Always confirm which context and namespace you're operating in (kubectl config current-context) before running commands. Acting on the wrong cluster is the most expensive mistake in this domain.

Workflow

Follow these steps in order. Observe before you mutate.

  1. Establish context. Confirm the target context and namespace. State them explicitly in your output so the reader knows exactly where the work applies. Never assume default.

  2. Gather state. For a broken workload, start with the object's status and the events around it. Events expire, so read them early.

    kubectl -n <ns> get pods -o wide
    kubectl -n <ns> describe pod <pod>        # conditions + recent Events
    kubectl -n <ns> logs <pod> --previous     # the crashed container, not the new one
  3. Read the signal, name the failure mode. Map the symptom to a cause class before theorizing: ImagePullBackOff → registry/tag/credentials; Pending → unschedulable (resources, taints, PVC); CrashLoopBackOff → bad command, missing config, or failed probe; OOMKilled → memory limit too low. Quote the exact reason from describe, don't paraphrase.

  4. Form one hypothesis. State a single, specific, checkable claim — e.g. "the liveness probe hits /health but the app serves it at /healthz, so the kubelet kills the container before it's ready." Vague hypotheses produce vague YAML.

  5. Verify cheaply. Confirm with a targeted read or a non-destructive probe — kubectl get events, kubectl exec into a running pod, kubectl run a throwaway debug pod, or helm template to inspect rendered output without applying.

  6. Apply the minimal fix to source. Edit the manifest or Helm values — not the live object. Use kubectl diff -f to preview, then kubectl apply -f. For charts, render and review before upgrading.

    kubectl -n <ns> diff -f deployment.yaml      # preview the change
    kubectl -n <ns> apply -f deployment.yaml
    helm upgrade <rel> ./chart -n <ns> --atomic  # auto-rollback on failure
  7. Watch the rollout. Confirm the change converges: kubectl rollout status. If it stalls, the rollout will tell you which replica is unhealthy — go back to step 2 for that pod rather than retrying blindly.

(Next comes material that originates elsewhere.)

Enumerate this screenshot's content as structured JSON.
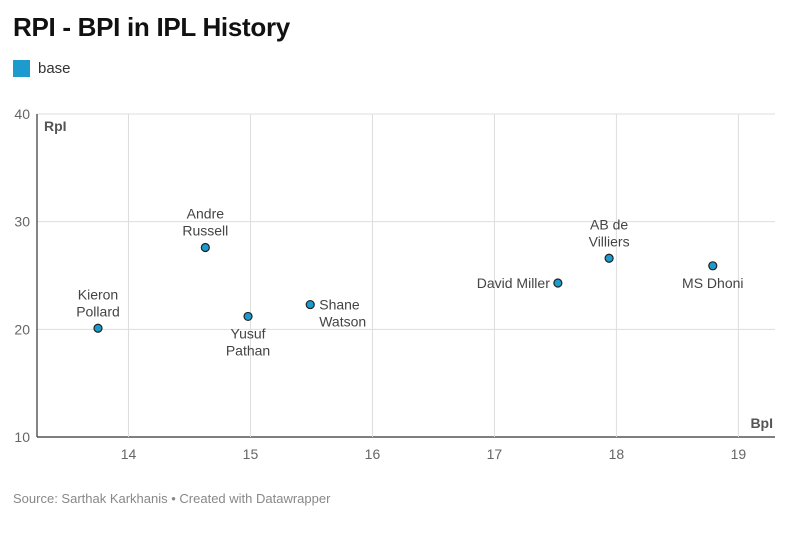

  8. Validate health. Check that probes pass, the Service has endpoints (kubectl get endpoints), and resource usage is sane (kubectl top pod). For scaling work, confirm the HPA reports current vs. target metrics correctly.

WARNING

Setting a memory limit equal to the request with a tight ceiling is a common cause of OOMKilled under bursty load. Tune from observed kubectl top data, not from round numbers. And never store plaintext credentials in a ConfigMap — that's what Secrets (and sealed/external secret tooling) are for.

Output

Return a tight, structured result — not raw command dumps. Use these sections:

Summary

One or two sentences: what was wrong (or what was built) and the resolution.

Context

The cluster context and namespace the work targets.

Diagnosis

For troubleshooting: the failure mode, the exact reason/event quoted, and why desired ≠ actual — with object names and the relevant field (e.g. spec.containers[0].livenessProbe.httpGet.path).

Change

The manifest or Helm values edited, shown as a diff or a complete, copy-pasteable snippet. Keep YAML minimal and valid — only the fields that matter, with sane requests/limits and probes included. Note anything left out of scope.

Verification

Evidence it works: rollout status, healthy endpoints, passing probes, or corrected resource usage. Include the exact commands the reader can rerun.

Follow-ups

Optional. Adjacent risks worth addressing — missing PodDisruptionBudget, absent resource limits on neighbors, unpinned image tags — clearly separated from the applied fix.

Keep prose lean. The reader should understand the cluster state and trust the change in under a minute.